Remove an array, within an array by comparing the items' 0 index

Question

I've been trying to filter this array to only show the first unique 0 index of an array within an array.

My array is already sorted by the 1 index.

let players =  [["Jim", "100"], ["Brett", "32"], ["Brett", "20"], ["Jim", "20"]]

I want my output to be players = [["Jim", "100"], ["Brett", "32"]]

So in other words, if item[0] == 'Jim' and it's already occurred within the array, remove all subsequent arrays with item[0] == 'Jim'.

Answer 1

Use a filter operation with a Set to keep track of previously found names.

let players =  [["Jim", "100"], ["Brett", "32"], ["Brett", "20"], ["Jim", "20"]]

const filtered = players.filter(function([ name ]) {
  return !this.has(name) && !!this.add(name)
}, new Set())
  
console.log(filtered)

Since finding things in Sets is O(1), this is much more efficient that searching the array for matching records every iteration.

Answer 2

You could use a lookup table with key of index-0 value

let players = [['Jim', '100'], ['Brett', '32'], ['Brett', '20'], ['Jim', '20']]

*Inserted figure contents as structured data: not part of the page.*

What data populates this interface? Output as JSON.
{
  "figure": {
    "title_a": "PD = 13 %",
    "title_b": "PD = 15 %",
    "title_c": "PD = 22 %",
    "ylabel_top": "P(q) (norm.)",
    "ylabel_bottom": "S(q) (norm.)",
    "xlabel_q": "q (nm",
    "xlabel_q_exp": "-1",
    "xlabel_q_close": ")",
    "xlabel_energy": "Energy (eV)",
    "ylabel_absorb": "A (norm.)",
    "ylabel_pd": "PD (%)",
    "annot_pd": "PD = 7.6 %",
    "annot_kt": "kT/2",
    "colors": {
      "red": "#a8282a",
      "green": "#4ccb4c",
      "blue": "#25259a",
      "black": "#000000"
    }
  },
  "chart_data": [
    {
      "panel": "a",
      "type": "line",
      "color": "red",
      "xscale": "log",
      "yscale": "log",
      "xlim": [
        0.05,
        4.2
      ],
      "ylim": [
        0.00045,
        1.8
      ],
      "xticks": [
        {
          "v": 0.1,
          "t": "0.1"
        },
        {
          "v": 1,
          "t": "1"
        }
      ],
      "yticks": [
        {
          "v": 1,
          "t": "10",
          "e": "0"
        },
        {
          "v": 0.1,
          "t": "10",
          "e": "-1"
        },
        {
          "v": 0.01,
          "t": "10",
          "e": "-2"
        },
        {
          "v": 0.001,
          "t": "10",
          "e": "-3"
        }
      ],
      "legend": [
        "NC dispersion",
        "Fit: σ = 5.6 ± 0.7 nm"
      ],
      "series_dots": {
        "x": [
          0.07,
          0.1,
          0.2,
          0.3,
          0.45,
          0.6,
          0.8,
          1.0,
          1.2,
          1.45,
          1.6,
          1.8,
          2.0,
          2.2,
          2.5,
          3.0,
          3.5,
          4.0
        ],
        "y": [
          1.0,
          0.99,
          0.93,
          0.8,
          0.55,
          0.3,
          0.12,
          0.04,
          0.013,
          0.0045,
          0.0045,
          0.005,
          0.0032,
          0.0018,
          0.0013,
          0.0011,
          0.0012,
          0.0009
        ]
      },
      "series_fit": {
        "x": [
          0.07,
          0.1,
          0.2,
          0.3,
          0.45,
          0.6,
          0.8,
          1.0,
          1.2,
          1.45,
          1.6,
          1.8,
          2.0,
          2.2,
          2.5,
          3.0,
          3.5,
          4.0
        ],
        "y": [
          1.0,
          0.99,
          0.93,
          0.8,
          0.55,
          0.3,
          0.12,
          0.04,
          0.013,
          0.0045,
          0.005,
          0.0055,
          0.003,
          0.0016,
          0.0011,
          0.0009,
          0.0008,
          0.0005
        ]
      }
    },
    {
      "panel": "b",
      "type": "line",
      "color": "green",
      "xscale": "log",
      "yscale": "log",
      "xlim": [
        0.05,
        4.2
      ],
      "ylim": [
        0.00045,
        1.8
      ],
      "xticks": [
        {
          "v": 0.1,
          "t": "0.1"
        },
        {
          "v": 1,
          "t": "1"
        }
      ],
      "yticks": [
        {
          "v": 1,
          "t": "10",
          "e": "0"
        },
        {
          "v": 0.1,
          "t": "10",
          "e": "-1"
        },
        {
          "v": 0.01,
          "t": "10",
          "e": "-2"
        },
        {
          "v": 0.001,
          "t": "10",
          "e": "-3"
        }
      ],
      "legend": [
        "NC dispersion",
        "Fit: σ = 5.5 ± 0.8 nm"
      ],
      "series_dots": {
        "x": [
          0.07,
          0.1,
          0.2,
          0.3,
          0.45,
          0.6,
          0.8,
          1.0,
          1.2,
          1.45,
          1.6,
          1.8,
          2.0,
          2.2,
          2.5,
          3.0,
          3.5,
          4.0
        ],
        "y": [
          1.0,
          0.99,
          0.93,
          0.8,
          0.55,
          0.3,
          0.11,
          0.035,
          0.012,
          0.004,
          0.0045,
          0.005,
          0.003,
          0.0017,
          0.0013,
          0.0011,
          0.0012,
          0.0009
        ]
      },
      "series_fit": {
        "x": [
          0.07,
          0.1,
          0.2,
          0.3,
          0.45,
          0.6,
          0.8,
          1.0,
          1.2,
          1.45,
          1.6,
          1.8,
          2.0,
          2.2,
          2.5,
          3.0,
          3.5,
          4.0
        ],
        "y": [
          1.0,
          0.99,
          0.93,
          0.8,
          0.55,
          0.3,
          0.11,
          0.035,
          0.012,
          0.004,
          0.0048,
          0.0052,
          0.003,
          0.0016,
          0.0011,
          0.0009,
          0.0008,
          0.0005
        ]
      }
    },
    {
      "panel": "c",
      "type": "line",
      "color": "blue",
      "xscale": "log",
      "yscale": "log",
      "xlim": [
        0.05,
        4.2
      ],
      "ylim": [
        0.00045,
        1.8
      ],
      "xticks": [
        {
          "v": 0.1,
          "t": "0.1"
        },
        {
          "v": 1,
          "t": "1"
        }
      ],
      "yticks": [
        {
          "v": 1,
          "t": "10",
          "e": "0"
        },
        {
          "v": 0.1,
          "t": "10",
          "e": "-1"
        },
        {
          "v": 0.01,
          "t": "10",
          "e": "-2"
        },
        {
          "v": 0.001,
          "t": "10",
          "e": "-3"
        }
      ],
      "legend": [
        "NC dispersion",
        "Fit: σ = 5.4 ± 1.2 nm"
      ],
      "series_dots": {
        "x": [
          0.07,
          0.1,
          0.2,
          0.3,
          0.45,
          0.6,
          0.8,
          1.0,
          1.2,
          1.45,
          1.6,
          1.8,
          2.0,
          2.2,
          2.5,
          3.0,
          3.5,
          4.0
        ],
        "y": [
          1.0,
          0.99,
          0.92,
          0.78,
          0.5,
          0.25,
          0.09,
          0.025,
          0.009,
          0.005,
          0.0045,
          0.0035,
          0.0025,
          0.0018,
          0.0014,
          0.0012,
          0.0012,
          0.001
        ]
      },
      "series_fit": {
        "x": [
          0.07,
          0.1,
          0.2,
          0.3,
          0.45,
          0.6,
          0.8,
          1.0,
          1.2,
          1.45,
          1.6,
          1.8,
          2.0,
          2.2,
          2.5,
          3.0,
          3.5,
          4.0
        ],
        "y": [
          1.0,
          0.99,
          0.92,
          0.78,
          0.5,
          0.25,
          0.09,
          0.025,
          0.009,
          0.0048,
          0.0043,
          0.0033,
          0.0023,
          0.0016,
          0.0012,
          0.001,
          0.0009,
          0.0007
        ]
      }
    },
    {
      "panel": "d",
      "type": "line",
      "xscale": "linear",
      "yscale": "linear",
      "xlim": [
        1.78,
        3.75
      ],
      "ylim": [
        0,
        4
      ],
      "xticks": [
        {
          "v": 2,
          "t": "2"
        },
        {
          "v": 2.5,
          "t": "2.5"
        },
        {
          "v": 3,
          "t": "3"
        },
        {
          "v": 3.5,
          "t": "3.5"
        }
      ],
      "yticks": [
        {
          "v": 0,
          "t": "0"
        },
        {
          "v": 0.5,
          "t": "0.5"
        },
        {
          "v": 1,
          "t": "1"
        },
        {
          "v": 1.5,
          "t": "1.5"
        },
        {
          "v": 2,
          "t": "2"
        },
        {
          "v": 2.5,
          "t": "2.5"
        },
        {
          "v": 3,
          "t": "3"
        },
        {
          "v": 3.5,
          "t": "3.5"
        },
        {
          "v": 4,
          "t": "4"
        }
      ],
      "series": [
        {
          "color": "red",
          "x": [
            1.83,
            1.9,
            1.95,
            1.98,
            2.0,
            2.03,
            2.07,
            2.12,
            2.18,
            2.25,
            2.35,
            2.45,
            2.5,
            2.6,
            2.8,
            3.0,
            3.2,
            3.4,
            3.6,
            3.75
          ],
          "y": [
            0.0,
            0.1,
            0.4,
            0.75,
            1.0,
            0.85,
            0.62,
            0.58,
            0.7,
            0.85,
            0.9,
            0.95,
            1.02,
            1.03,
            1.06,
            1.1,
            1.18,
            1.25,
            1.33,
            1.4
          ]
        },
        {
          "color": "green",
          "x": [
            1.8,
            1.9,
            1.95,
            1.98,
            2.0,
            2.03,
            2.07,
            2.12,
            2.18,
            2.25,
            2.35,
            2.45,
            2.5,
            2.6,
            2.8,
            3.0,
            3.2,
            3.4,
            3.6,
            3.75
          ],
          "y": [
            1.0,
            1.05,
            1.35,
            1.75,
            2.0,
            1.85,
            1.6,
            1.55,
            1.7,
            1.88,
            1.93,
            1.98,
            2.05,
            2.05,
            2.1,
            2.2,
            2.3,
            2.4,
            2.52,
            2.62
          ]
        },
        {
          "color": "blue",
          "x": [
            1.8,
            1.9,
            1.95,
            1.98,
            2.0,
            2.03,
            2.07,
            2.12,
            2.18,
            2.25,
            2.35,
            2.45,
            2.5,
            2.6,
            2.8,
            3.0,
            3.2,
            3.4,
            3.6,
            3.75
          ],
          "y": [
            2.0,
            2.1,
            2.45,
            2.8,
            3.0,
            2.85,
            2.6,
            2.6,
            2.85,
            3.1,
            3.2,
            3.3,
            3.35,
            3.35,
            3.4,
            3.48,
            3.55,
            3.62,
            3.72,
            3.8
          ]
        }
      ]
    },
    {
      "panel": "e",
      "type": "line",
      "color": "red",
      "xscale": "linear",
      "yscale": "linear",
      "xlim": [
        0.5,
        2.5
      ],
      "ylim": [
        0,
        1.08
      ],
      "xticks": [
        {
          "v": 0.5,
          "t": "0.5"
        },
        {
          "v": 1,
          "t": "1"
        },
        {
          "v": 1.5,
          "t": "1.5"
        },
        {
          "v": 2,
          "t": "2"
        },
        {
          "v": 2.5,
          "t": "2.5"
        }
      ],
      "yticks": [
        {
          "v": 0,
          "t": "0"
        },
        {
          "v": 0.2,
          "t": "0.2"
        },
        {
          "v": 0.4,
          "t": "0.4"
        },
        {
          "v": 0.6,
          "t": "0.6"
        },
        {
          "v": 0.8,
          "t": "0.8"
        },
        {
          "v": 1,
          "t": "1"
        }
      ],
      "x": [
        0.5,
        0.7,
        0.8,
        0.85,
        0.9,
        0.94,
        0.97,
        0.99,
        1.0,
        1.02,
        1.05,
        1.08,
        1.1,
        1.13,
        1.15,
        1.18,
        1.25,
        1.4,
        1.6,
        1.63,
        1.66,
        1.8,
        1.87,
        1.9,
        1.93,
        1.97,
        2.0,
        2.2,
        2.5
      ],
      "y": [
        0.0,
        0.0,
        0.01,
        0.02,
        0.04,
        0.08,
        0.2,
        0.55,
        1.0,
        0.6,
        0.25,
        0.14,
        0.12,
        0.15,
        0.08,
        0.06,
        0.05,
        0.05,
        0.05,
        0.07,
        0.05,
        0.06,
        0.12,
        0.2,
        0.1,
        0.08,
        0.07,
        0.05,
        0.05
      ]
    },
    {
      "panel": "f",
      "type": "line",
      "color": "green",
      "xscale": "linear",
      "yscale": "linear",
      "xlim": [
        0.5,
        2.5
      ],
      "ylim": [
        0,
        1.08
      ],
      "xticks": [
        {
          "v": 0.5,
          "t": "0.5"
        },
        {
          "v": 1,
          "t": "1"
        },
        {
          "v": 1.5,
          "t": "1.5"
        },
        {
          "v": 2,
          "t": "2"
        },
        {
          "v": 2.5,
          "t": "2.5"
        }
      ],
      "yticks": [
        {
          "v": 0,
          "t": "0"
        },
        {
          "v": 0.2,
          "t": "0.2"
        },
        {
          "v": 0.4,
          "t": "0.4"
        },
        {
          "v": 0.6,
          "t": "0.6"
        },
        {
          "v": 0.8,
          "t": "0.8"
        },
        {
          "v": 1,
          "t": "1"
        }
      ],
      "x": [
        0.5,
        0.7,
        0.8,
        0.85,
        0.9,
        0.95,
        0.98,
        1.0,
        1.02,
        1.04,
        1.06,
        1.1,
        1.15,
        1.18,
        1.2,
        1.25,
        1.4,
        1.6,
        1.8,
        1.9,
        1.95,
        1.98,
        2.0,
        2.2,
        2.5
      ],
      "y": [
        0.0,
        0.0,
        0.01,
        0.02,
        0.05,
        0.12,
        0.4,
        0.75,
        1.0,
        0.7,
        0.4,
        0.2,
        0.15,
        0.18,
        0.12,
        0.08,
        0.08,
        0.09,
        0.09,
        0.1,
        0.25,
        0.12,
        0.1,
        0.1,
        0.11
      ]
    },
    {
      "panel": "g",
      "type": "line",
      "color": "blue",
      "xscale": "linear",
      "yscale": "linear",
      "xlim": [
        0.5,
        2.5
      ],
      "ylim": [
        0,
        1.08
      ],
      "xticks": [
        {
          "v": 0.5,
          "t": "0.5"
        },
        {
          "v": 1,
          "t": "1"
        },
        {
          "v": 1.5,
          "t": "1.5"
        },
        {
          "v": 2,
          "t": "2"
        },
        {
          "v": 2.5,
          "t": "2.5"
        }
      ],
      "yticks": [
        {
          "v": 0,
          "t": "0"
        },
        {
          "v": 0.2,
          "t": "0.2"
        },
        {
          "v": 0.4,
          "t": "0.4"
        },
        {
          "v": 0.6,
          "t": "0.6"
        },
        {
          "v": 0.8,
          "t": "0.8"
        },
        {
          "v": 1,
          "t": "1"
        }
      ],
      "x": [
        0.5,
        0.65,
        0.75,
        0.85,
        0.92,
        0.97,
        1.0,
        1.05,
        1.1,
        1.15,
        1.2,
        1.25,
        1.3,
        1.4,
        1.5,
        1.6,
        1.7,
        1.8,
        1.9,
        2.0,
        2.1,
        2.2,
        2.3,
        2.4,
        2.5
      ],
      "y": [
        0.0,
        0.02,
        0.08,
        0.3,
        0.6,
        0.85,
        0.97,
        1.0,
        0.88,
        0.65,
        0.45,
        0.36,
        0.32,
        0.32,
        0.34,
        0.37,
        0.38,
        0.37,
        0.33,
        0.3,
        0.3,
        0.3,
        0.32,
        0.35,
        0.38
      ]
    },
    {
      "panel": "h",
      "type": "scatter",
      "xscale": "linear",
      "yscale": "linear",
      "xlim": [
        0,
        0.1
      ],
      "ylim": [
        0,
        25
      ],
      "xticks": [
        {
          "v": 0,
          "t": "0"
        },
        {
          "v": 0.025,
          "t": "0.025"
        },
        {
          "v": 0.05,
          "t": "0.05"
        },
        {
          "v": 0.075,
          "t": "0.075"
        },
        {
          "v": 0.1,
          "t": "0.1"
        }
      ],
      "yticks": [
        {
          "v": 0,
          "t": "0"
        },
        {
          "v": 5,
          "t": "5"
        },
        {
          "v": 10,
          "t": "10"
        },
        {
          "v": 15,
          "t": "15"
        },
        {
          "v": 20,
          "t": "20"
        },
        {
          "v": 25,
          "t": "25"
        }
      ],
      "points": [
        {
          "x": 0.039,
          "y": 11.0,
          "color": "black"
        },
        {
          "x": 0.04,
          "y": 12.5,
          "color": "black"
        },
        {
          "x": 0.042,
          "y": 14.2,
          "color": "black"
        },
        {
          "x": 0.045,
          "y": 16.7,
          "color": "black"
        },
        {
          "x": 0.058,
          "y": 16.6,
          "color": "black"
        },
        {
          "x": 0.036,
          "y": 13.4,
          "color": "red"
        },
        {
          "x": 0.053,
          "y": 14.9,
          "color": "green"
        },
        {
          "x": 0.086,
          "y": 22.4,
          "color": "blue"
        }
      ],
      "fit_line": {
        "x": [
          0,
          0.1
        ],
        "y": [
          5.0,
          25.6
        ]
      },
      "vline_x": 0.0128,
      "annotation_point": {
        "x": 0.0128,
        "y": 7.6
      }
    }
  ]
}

const res = players.reduce(
  (lookup, elem) =>
    lookup[elem[0]] ? lookup : { ...lookup, [elem[0]]: elem[1] },
  {}
)

console.log(Object.entries(res))

Answer 3

Try this out.

const players =  [["Jim", "100"], ["Brett", "32"], ["Brett", "20"], ["Jim", "20"]];

const result = players.filter((player, index) => players.findIndex(([name]) => player[0] === name) === index);

console.log(result)

Array.prototype.findIndex will search for matches from left to right and return index of the very first match. Array.prototype.filter is for removing all later found items by comparing the related indexes.